At our hospital, all marine mammal patients receive bright orange flipper tags with identification numbers. This allows us to track individuals if they are spotted again in the wild throughout their lives. When we resight patients, like elephant seal Sentinel, our experts can gain important insights that help improve the care we provide and our long-term impact on advancing ocean health.

Sentinel was rescued as an adult with parallel bleeding wounds that were likely caused by a boat propeller. After she was brought to our hospital, our animal care experts cleaned and treated her wounds to support her recovery.

By observing Sentinel’s movements and behaviors in her pen, such as using her whiskers to guide her, animal care experts also suspected that this seal was blind or had extremely low vision in both eyes. Sentinel received a thorough eye exam as part of her admit evaluation, including an ocular ultrasound, an imaging technique that uses high-frequency sound waves traveling through the eye.

Our veterinarians determined that the blindness was likely a long-term, chronic condition with which she had learned to survive well before her propeller injuries had occurred. In fact, as experts examined Sentinel’s body condition and overall health, they saw signs revealing that she was eating enough food and had potentially even given birth to a pup in recent months.

A veterinarian stands behind an adult elephant seal that is under anesthesia.
Dr. Cara Field monitors Sentinel during her admit exam under anesthesia. Photo by Bill Hunnewell © The Marine Mammal Center

Each patient’s rehabilitation is approached with a holistic view, taking into account the animal’s clinical health and wellbeing, natural behaviors, and ecology.
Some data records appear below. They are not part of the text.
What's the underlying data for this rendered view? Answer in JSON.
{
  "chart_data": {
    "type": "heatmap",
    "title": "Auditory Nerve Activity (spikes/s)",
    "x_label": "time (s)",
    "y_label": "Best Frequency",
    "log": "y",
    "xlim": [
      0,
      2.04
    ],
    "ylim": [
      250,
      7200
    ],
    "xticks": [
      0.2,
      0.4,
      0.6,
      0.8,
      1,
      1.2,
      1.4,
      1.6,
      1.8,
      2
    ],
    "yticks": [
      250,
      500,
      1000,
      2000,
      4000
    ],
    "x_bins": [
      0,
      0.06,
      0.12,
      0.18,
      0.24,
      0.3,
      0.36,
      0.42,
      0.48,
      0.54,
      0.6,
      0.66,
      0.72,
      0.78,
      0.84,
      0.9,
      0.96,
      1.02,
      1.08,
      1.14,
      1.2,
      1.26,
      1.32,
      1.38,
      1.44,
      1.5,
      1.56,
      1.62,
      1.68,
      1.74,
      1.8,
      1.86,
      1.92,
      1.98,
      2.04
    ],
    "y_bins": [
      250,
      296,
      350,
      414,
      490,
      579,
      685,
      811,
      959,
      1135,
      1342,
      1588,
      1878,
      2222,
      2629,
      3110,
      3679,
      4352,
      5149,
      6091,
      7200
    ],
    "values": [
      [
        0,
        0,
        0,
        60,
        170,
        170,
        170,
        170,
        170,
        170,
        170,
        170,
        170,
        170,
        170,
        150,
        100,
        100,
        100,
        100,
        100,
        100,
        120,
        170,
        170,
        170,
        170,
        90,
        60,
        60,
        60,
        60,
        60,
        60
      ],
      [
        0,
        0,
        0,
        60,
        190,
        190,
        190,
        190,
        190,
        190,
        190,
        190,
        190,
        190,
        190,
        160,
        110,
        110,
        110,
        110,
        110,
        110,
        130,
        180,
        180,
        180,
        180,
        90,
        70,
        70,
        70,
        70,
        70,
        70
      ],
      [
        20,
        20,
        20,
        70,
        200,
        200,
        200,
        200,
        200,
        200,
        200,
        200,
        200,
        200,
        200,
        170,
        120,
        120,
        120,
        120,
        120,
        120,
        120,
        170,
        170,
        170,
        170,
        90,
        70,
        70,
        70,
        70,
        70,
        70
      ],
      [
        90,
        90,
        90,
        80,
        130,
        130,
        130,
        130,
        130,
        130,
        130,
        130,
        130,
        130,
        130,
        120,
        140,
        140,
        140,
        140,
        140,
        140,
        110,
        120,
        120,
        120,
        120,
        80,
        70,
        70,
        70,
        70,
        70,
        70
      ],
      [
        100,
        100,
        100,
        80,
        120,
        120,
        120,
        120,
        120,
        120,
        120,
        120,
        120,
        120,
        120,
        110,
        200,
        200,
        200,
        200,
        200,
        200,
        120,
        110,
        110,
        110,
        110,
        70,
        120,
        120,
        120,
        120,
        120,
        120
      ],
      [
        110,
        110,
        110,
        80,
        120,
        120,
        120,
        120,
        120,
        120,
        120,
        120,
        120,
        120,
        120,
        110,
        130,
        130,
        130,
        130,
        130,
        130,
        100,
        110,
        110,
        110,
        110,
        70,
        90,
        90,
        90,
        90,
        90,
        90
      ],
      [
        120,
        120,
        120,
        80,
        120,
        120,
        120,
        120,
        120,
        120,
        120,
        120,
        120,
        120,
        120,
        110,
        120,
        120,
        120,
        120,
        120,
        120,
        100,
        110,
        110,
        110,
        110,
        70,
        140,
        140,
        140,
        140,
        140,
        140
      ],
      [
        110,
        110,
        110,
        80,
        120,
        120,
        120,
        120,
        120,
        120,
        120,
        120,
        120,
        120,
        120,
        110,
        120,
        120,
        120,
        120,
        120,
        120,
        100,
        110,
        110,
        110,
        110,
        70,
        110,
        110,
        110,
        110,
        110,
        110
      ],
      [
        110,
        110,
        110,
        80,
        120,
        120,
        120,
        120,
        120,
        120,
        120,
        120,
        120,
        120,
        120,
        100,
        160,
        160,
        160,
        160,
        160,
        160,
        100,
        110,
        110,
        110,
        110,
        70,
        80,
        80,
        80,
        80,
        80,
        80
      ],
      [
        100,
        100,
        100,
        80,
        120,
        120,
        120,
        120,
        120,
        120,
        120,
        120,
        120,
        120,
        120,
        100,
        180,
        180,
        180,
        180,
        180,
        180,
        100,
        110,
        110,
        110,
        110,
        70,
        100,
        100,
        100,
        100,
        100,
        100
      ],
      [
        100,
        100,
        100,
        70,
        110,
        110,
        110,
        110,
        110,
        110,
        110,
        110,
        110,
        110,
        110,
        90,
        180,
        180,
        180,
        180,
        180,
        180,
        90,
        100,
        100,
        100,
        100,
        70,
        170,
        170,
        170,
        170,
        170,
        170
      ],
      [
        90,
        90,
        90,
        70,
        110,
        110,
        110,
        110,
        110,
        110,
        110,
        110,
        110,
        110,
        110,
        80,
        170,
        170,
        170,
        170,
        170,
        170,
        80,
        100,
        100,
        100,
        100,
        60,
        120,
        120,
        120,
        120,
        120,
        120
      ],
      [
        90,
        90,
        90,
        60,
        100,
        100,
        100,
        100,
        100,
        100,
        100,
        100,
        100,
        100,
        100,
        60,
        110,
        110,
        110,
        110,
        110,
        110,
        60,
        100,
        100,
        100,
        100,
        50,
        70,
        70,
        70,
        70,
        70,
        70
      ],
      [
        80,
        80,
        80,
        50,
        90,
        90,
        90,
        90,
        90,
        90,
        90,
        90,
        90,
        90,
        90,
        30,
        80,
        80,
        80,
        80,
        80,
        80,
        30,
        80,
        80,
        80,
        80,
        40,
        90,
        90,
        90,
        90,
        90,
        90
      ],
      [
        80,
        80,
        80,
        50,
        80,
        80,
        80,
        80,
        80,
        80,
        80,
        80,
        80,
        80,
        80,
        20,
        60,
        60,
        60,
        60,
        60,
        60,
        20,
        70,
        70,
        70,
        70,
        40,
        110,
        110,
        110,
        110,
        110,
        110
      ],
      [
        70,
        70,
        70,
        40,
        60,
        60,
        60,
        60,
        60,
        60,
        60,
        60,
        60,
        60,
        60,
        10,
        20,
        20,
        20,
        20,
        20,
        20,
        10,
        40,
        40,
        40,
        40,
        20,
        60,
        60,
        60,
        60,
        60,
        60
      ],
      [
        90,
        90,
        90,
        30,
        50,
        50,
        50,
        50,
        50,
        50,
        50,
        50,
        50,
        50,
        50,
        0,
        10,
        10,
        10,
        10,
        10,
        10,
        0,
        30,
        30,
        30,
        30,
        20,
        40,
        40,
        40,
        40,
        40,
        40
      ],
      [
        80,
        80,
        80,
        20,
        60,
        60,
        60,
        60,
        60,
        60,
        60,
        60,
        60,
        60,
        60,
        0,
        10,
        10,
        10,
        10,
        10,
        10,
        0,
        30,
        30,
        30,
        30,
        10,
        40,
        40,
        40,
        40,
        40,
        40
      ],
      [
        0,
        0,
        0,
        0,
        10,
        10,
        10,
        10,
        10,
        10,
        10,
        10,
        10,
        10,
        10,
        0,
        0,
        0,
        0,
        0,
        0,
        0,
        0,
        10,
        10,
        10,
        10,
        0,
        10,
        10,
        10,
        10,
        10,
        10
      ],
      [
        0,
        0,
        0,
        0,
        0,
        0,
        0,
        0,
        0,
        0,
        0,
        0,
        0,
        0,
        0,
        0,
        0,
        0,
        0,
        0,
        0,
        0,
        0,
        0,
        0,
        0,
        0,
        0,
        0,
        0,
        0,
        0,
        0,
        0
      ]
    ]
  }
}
Given that Sentinel’s wounds had begun to heal, she was previously catching prey with low to no vision, and she was in otherwise good body condition, after just a few days in care our experts determined that the best place for this seal was back in her ocean home.

More than a year after Sentinel’s release, she was spotted on a California beach looking very healthy, and her wounds had healed fully and well—positive signs that she had been using her natural instincts and sensitive whiskers to continue to forage effectively.

An adult and juvenile elephant seal rest on the beach.
Sentinel (left) was resighted alongside other elephant seals more than a year after her release. Photo © The Marine Mammal Center

Learning from patients to create a healthier ocean

As we diagnose, care for and track our patients, we’re not just learning about the specific diseases and injuries that affect marine mammals, we’re also learning about the health of the ocean as a whole. Marine mammals serve as sentinels of the sea, alerting us to the dangers they face that can also affect us.

As the world’s largest marine mammal hospital, the Center is able to collect and process thousands of samples from our patients as part of our ongoing disease investigation research. Results from these samples support our scientists in identifying diseases and pathogens in our patients, investigating the reasons why marine mammals strand, and determining how these factors are connected to ecosystem and human health.

In addition to being a critical adaptation that helps marine mammals to forage, the chemical composition of sea lion and seal whiskers can also reveal a lot to scientists about the animals’ diets in the wild. The Center’s scientists collect a whisker sample from each of our Guadalupe fur seal patients prior to their release, and provide these unique research samples to our partners at NOAA for nutritional analysis for critical monitoring of this threatened species following a recent Unusual Mortality Event (UME).

What we learn from our patients can help reveal alarming ocean health threats, and this knowledge helps us decide what actions to take to better protect these animals as well as future generations. Did you know it’s only because of people like you that this life-saving care and research is possible? Your support helps return marine mammals like Coyote and Sentinel to a healthier ocean home, where they can interact with other wildlife, embark on incredible migrations, and continue diving to the darkest depths foraging for food.